By the time of Fifth and Sxith Councils in 1871 and 1954-6 respectively, the teachings have long been in print. So while the preservation of the teachings remained important it was probably not 'crucial' in the sense that it was millenia ago. There will, of course, always be problems relating to the translation and interpretation of the teachings and vinaya that need to be ironed out. So to that end, the Fifth and Sixth Councils still performed an important utilitarian function.

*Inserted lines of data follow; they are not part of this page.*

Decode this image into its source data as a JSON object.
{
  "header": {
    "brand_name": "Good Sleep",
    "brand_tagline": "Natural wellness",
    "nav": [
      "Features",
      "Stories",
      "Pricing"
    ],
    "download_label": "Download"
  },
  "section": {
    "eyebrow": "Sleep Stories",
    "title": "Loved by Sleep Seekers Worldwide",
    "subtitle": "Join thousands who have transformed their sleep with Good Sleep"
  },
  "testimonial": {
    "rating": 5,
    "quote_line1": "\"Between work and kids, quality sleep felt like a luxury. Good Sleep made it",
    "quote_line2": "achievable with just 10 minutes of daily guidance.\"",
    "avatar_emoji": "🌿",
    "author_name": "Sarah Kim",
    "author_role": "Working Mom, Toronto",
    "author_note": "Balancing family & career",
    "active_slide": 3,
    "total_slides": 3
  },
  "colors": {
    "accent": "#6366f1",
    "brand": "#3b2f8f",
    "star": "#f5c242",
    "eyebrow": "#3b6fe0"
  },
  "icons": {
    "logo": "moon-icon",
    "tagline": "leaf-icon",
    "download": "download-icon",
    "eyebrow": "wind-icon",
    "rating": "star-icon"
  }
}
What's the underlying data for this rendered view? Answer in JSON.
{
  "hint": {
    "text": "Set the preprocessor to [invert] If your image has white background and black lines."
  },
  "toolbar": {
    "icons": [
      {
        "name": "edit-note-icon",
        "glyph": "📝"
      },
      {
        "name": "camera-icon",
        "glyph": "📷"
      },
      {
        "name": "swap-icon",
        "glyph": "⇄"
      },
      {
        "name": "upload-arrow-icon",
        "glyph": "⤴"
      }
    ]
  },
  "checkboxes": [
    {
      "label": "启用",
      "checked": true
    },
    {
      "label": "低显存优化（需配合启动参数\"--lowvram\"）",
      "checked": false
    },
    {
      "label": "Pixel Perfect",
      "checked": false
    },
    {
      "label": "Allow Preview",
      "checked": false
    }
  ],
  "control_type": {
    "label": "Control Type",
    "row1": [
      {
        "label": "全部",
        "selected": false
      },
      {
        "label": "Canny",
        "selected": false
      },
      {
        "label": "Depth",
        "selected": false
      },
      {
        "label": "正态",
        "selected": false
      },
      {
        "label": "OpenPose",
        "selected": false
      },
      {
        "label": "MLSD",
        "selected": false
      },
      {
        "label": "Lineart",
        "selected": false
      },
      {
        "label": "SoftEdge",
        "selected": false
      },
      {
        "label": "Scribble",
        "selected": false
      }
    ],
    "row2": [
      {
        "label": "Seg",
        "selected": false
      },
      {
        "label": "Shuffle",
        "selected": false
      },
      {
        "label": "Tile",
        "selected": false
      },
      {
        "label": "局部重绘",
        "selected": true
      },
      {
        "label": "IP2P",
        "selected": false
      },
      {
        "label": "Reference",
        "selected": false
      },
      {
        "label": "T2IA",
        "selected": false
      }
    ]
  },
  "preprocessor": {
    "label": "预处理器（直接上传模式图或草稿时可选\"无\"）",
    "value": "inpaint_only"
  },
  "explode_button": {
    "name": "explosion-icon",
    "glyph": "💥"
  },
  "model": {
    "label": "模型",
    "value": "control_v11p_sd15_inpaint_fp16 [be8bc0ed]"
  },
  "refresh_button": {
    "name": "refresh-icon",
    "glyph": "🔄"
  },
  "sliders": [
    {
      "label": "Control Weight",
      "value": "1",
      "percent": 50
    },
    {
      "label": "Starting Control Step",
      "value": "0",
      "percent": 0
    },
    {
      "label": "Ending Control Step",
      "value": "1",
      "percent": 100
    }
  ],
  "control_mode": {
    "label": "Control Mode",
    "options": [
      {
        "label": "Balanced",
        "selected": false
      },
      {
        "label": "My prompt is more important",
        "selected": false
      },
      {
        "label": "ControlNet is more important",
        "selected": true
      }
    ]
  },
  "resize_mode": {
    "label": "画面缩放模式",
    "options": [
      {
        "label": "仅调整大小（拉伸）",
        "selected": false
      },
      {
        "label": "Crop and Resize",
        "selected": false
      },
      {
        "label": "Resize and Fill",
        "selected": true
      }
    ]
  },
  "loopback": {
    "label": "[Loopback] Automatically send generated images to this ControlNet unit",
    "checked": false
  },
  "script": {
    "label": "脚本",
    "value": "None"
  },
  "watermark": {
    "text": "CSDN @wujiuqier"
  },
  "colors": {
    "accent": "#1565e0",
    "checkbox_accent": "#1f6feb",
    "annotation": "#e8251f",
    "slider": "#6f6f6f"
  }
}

Yet, there also seems to be an important ritualistic, symbolic purpose to these two later Councils. I am thinking of the joint recitation by the elders in Fifth Council (which according to the wiki took place in the presence of over 2,000 monks and lasted five months), and the question and answer session between Ven. Mahasi Sayadaw and Ven. Bhadanta Vicittasarabhivamsa in the Sixth. It seems to me that these discursive activities were not merely about 'testing' or 'verifying' the accuracy of their knowledge of the Dhamma. Rather, it seems to me that they performed an important symbolic function in bringing the disciples of the Buddha together in fellowship and commonality--an affirmation of spiritual camaraderie through symbolic exchange.
I should point out here that I am interpreting these events with theories formulated in the social sciences about the role of communication in forging community. What I am suggesting about the Councils, and particularly the Fifth and Sixth ones, can be illustrated with modern day scenarios.
Take for example a conference. A conference typically has a number of speakers presenting ideas to an audience. One obvious function of a conference is the transmission of information. But a conference also has another function. This other function is exemplified by the figure of the keynote speaker who typically gives an address at the start or end of the proceedings. When the keynote speaker speaks she isn't merely transmitting information. Her speech also performs a ritualistic, symbolic
function--it declares the openinng or closing of the event, but it also serves to affirm the common purpose and fellowship of the people present.
Or to give another example of a wedding ceremony. At a wedding, a celebrant presides over the proceedings. Through the legal power that is bestowed on the celebrant, she completes the marriage process by pronouncing the couples married. In this regard, the celebrant performs a utilitarian function in transmitting the law to the couple. Yet, this utilitarian function is performed through symbolic
("I now pronounce you..."). In this instance, speech performs an act and the act is completed by speech
. Moreover, this speech-act is performed in the presence of the friends and relatives of the couple. Those well-wishers are there to bear witness to the speech-act. They do not technically 'do' anything. But simply by being present--simply by watching and hearing
--they affirm the authority of the declaration and in doing so also affirm the act of matrimony.
So comparing these two scenarios to the Councils analogously, I would say that is no clear cut distinction between the utilitarian and the symbolic. The utilitarian necessitates the symbolic; the symbolic fulfills the utilitarian.
In other words, the utilitarian and the symbolic are dependently originated
Why am I making all these speculations? These ideas developed as I was reflecting on what DhammaWheel means to me and what it might mean to others. But I see that I have, once again, rambled on too much--I apologise.
I shall stop here and post my thoughts about how this relates to DhammaWheel in another post.